ETL SQL node double quotes usage issue

Problem cause:

Fields in SQL node query statements use double quotes, which are treated as strings. Remove the double quotes or change to backticks.

Solution:

Spark syntax is consistent with MySQL. Backticks `` are used to avoid conflicts between user-defined identifiers (field names, table names, etc.) and database SQL keywords (such as FROM, CREATE, etc.). Generally, table names and field names use backticks, but they can also be omitted.


Under what circumstances will ETL input dataset preview have no data?

Problem cause:

In ETL, row and column permissions for input datasets are judged according to the ETL owner. Even if an administrator runs this ETL, permissions are judged according to the ETL owner. In most cases, the owner has permissions for the input dataset, but it's not excluded that there have been changes to row and column permissions after the input dataset, or that the ETL has had ownership transfer operations.


When using null value replacement in ETL, why are some null values not successfully replaced?

Problem cause 1:

The field value is an empty string, but null value replacement was mistakenly used.

Solution:

Use the "Value Replacement" node to replace empty strings with null.

Problem cause 2:

The replacement target value is inconsistent with the field type. For example, replacing null values in date type with 0 is not effective.

Solution:

Ensure the null value replacement target value is consistent with the field type.


Explanation of ETL filter data row trigger conditions

  1. When all filtering rules select "equals":

a. Satisfy all rules: That is, filter out data that satisfies two or more conditions. For example, selecting province=Zhejiang Province, date=2017-10-05, filter out only one piece of data that satisfies both conditions.

b. Satisfy any rule: That is, filter out data that satisfies one of two or more conditions.
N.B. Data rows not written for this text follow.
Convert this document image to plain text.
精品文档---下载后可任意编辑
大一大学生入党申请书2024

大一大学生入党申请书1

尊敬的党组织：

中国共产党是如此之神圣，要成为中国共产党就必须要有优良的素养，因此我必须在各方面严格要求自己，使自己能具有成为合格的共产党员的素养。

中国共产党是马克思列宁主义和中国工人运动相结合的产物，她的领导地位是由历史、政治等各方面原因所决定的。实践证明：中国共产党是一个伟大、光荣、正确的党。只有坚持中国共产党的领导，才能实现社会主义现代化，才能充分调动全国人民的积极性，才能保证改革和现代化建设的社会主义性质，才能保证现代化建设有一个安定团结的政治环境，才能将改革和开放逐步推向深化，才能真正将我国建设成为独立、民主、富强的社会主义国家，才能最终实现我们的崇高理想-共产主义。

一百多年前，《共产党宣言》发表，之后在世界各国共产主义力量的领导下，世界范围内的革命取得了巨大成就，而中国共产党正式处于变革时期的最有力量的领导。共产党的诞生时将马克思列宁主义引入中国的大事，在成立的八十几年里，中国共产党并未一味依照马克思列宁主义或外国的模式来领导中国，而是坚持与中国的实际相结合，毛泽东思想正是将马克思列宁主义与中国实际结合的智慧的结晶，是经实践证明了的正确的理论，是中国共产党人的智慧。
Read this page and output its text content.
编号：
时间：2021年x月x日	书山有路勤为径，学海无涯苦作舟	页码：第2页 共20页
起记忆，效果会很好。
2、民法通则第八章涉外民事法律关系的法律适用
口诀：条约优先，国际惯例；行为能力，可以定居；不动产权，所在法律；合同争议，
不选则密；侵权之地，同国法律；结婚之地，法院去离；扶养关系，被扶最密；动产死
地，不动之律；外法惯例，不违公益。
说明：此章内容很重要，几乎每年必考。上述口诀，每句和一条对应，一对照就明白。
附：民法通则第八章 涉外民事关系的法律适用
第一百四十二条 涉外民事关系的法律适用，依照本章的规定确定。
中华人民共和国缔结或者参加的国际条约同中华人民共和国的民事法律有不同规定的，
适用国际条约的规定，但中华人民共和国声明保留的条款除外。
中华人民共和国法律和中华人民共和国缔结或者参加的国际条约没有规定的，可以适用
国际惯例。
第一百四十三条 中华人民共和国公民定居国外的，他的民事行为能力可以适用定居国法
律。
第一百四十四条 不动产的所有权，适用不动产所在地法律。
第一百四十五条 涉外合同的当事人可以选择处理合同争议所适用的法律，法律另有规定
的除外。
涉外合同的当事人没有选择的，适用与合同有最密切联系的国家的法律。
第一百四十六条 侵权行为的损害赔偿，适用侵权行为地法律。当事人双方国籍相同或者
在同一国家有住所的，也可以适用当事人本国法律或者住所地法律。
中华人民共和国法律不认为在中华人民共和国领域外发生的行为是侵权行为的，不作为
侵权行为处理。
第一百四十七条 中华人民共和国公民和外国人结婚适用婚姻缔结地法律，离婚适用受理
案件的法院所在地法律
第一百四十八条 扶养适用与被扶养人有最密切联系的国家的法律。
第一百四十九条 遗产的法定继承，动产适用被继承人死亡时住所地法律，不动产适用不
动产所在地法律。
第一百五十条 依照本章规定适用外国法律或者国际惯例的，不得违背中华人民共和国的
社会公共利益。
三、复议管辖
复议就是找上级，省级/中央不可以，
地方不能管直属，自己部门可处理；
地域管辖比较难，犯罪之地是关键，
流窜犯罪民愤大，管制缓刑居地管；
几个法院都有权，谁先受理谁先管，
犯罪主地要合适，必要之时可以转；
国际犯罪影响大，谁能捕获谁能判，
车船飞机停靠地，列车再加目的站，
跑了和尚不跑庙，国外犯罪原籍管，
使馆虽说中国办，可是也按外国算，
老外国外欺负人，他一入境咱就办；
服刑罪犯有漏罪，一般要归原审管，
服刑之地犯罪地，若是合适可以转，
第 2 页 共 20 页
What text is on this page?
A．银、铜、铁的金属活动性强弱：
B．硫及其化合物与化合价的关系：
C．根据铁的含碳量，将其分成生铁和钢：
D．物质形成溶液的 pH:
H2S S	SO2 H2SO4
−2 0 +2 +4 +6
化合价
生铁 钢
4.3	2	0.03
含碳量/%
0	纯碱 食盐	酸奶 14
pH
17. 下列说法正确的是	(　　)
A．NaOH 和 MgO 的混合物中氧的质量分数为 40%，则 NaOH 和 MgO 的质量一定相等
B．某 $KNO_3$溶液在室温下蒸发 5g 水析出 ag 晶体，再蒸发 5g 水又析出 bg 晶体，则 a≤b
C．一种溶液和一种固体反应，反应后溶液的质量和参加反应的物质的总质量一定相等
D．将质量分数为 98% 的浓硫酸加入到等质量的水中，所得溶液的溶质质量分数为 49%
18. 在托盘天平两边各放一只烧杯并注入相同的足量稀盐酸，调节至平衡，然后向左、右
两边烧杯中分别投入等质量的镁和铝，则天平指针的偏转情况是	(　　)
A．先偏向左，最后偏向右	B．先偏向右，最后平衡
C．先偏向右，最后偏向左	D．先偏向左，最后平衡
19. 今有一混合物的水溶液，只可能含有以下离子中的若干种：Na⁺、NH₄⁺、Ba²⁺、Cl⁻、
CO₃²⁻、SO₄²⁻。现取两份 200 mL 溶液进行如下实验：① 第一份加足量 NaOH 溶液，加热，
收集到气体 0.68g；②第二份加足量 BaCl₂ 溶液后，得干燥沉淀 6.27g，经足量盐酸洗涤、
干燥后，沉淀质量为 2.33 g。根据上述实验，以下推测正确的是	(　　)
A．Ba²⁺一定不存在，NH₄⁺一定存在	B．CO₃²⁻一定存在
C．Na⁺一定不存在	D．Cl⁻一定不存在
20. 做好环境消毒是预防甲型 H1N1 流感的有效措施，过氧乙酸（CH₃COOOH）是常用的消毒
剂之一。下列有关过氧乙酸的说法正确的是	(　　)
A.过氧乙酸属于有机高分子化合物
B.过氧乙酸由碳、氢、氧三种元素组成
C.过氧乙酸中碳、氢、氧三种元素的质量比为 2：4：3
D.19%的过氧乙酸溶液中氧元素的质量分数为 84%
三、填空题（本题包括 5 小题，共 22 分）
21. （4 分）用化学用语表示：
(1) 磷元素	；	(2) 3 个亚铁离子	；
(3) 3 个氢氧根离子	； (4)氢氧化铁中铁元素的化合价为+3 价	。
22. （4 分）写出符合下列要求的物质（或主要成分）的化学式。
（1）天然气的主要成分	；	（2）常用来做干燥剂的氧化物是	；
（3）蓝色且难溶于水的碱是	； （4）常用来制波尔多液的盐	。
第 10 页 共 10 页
For example, selecting province=Zhejiang Province, date=2017-10-05, filter out data from Zhejiang Province or with date 2017-10-05.

  1. When all filtering rules select "not equals":

a. Satisfy all rules: That is, filter out data that satisfies two or more not-equals conditions. For example, selecting province not equals Zhejiang Province, date not equals 2017-10-05, filter out data that satisfies both conditions. The result is that Zhejiang Province doesn't exist in provinces, and 2017-10-05 doesn't exist in dates.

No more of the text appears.